Worst of all, though, was the waiting. Almost a year went by without employment, without the right to do anything. Fortunately, he was visited by his uncle, who has lived in Strasbourg since the 1960s, relates Anemar Bruno Kanj. "That’s what saved me." When his asylum application was finally approved in July 2016, he reciprocated and headed straight for Strasbourg. It was wonderful being able to be in a real home again. "To come to a family that gives you a loving welcome, that was an amazing feeling," he fondly recalls.
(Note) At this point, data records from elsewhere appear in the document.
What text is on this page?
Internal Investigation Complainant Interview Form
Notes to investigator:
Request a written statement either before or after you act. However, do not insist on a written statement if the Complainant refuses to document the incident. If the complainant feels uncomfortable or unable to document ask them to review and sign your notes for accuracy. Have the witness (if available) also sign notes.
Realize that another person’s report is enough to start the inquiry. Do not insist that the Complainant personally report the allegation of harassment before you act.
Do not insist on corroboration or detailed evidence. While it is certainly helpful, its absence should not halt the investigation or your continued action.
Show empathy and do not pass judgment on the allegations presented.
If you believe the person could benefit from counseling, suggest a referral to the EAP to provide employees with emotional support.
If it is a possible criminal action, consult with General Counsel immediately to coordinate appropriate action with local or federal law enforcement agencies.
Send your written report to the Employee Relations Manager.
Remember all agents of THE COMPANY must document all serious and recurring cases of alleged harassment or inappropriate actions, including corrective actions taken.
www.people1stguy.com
The Ph.D. position at KIT was then the second breakthrough. "Now it finally makes sense to have come here. I have a useful task, a job, and will most likely get a German Ph.D. That gives me confidence," he emphasizes. And Kanj likes Karlsruhe. The city reminds him of Homs before the war; not too big and not too small, "simply cozy". Almost everything is within walking distance. The weather also fits: "After all, Karlsruhe is the second-warmest city in Germany." He occupies a room in a three-student flat share. But his dream is to have his own apartment.
In the little spare time available, the chemist often goes skiing with his parents, who are currently traveling between Syria and Saudi Arabia, where his sister lives. He likes to listen to music or read books. He likes Beethoven and Handel, philosophy, the football club Real Madrid and food like his mother cooks: Syrian-Lebanese. But the dining hall food is also okay, he says. And he has discovered a fruit that tastes just as good in Germany as in Syria: Cherries. Does he want to return to Syria someday? "No, never," he says emphatically.
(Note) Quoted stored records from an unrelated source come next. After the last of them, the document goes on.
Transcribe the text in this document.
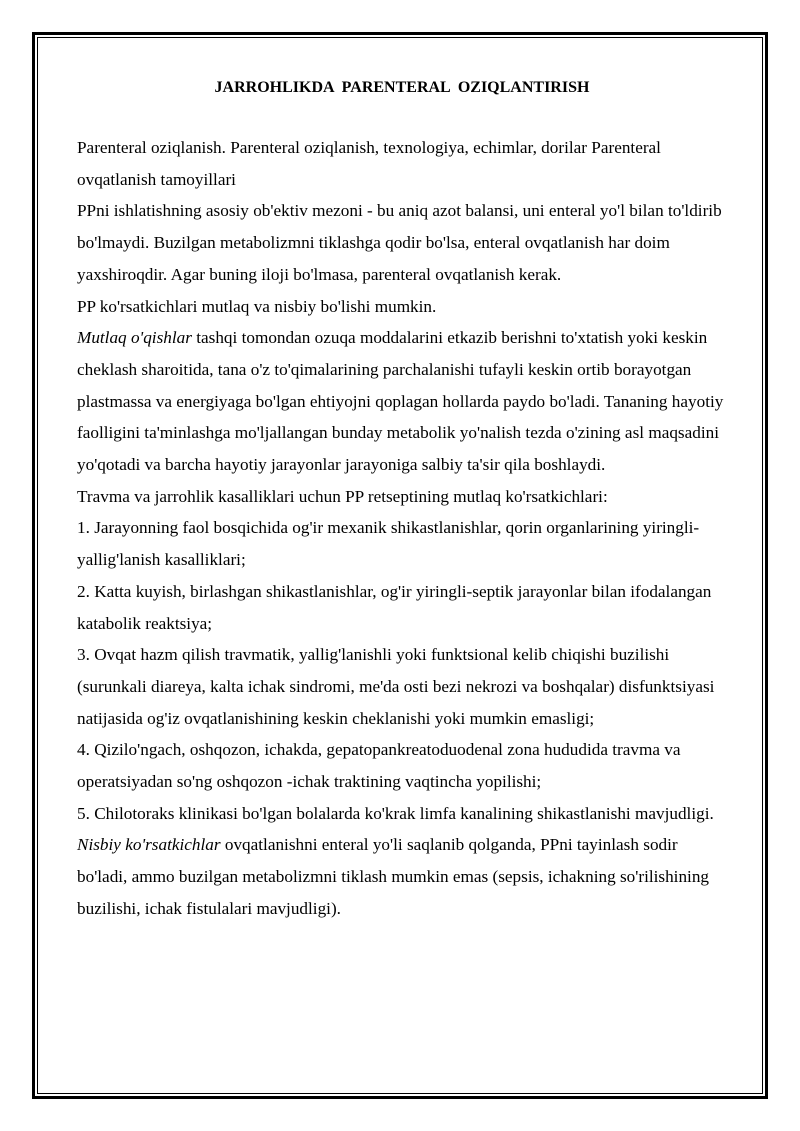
JARROHLIKDA  PARENTERAL  OZIQLANTIRISH

Parenteral oziqlanish. Parenteral oziqlanish, texnologiya, echimlar, dorilar Parenteral ovqatlanish tamoyillari

PPni ishlatishning asosiy ob'ektiv mezoni - bu aniq azot balansi, uni enteral yo'l bilan to'ldirib bo'lmaydi. Buzilgan metabolizmni tiklashga qodir bo'lsa, enteral ovqatlanish har doim yaxshiroqdir. Agar buning iloji bo'lmasa, parenteral ovqatlanish kerak.

PP ko'rsatkichlari mutlaq va nisbiy bo'lishi mumkin.

Mutlaq o'qishlar tashqi tomondan ozuqa moddalarini etkazib berishni to'xtatish yoki keskin cheklash sharoitida, tana o'z to'qimalarining parchalanishi tufayli keskin ortib borayotgan plastmassa va energiyaga bo'lgan ehtiyojni qoplagan hollarda paydo bo'ladi. Tananing hayotiy faolligini ta'minlashga mo'ljallangan bunday metabolik yo'nalish tezda o'zining asl maqsadini yo'qotadi va barcha hayotiy jarayonlar jarayoniga salbiy ta'sir qila boshlaydi.

Travma va jarrohlik kasalliklari uchun PP retseptining mutlaq ko'rsatkichlari:

1. Jarayonning faol bosqichida og'ir mexanik shikastlanishlar, qorin organlarining yiringli-yallig'lanish kasalliklari;

2. Katta kuyish, birlashgan shikastlanishlar, og'ir yiringli-septik jarayonlar bilan ifodalangan katabolik reaktsiya;

3. Ovqat hazm qilish travmatik, yallig'lanishli yoki funktsional kelib chiqishi buzilishi (surunkali diareya, kalta ichak sindromi, me'da osti bezi nekrozi va boshqalar) disfunktsiyasi natijasida og'iz ovqatlanishining keskin cheklanishi yoki mumkin emasligi;

4. Qizilo'ngach, oshqozon, ichakda, gepatopankreatoduodenal zona hududida travma va operatsiyadan so'ng oshqozon -ichak traktining vaqtincha yopilishi;

5. Chilotoraks klinikasi bo'lgan bolalarda ko'krak limfa kanalining shikastlanishi mavjudligi.

Nisbiy ko'rsatkichlar ovqatlanishni enteral yo'li saqlanib qolganda, PPni tayinlash sodir bo'ladi, ammo buzilgan metabolizmni tiklash mumkin emas (sepsis, ichakning so'rilishining buzilishi, ichak fistulalari mavjudligi).
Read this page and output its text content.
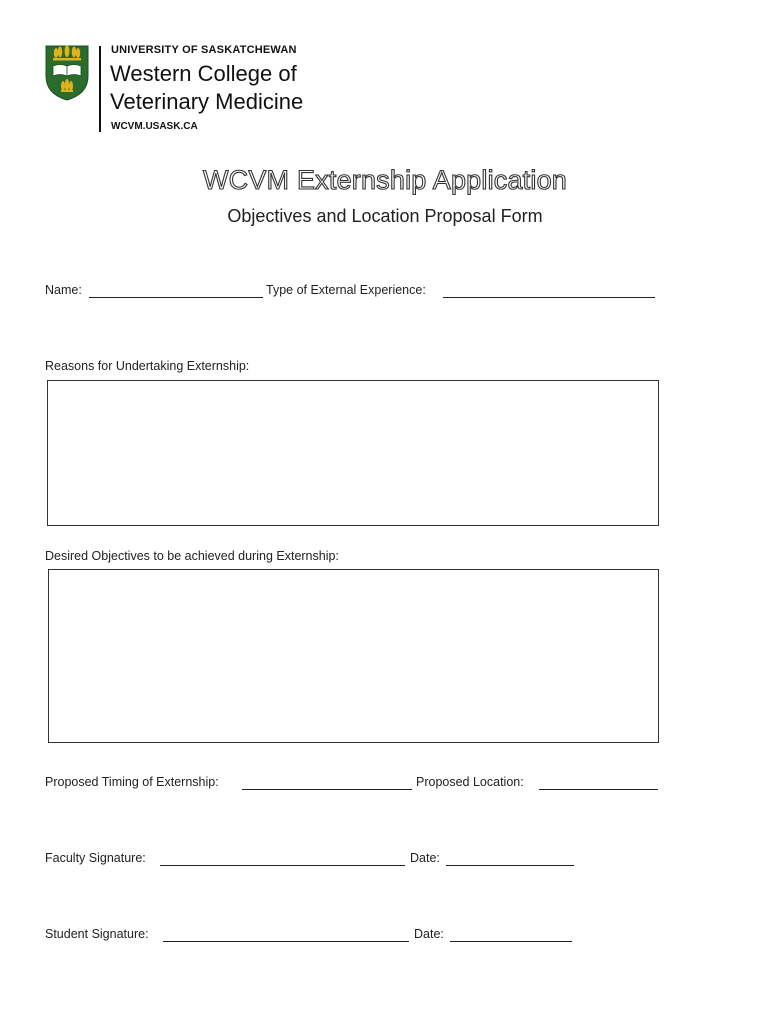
UNIVERSITY OF SASKATCHEWAN
Western College of
Veterinary Medicine
WCVM.USASK.CA
WCVM Externship Application
Objectives and Location Proposal Form
Name:	Type of External Experience:
Reasons for Undertaking Externship:
Desired Objectives to be achieved during Externship:
Proposed Timing of Externship:	Proposed Location:
Faculty Signature:	Date:
Student Signature:	Date:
"Even when the war is over, it will never be the country I once knew." Everything that makes up home, friends and family, no longer exists. Nevertheless, he misses his parents. "We have a very close connection. I miss them a lot," he says. It could be possible to meet up in Saudi Arabia, but as a person who has been granted asylum he has difficulty obtaining a visa for non-European countries.
Winging and complaining is not his style, though. "I still cannot believe that I am allowed to work here in Germany as a chemist," he says. He considers himself to be so lucky that he seriously thinks of playing the lottery. This could also benefit the colleagues. "If I win, I'll buy the drinks," he says.
Funding for Refugee Scholars and Scientists
The Foundation's Refugee Researcher program offers support in two ways:
- Researchers currently funded by the Foundation, or within the past 10 years, can integrate visiting scholars or scientists for up to 2 years in their research context.
- Grant recipients of Projects currently funded by the Foundation can in addition to their research project apply for additional funding of up to 200,000 EUR for up to 3 years, to integrate displaced researchers.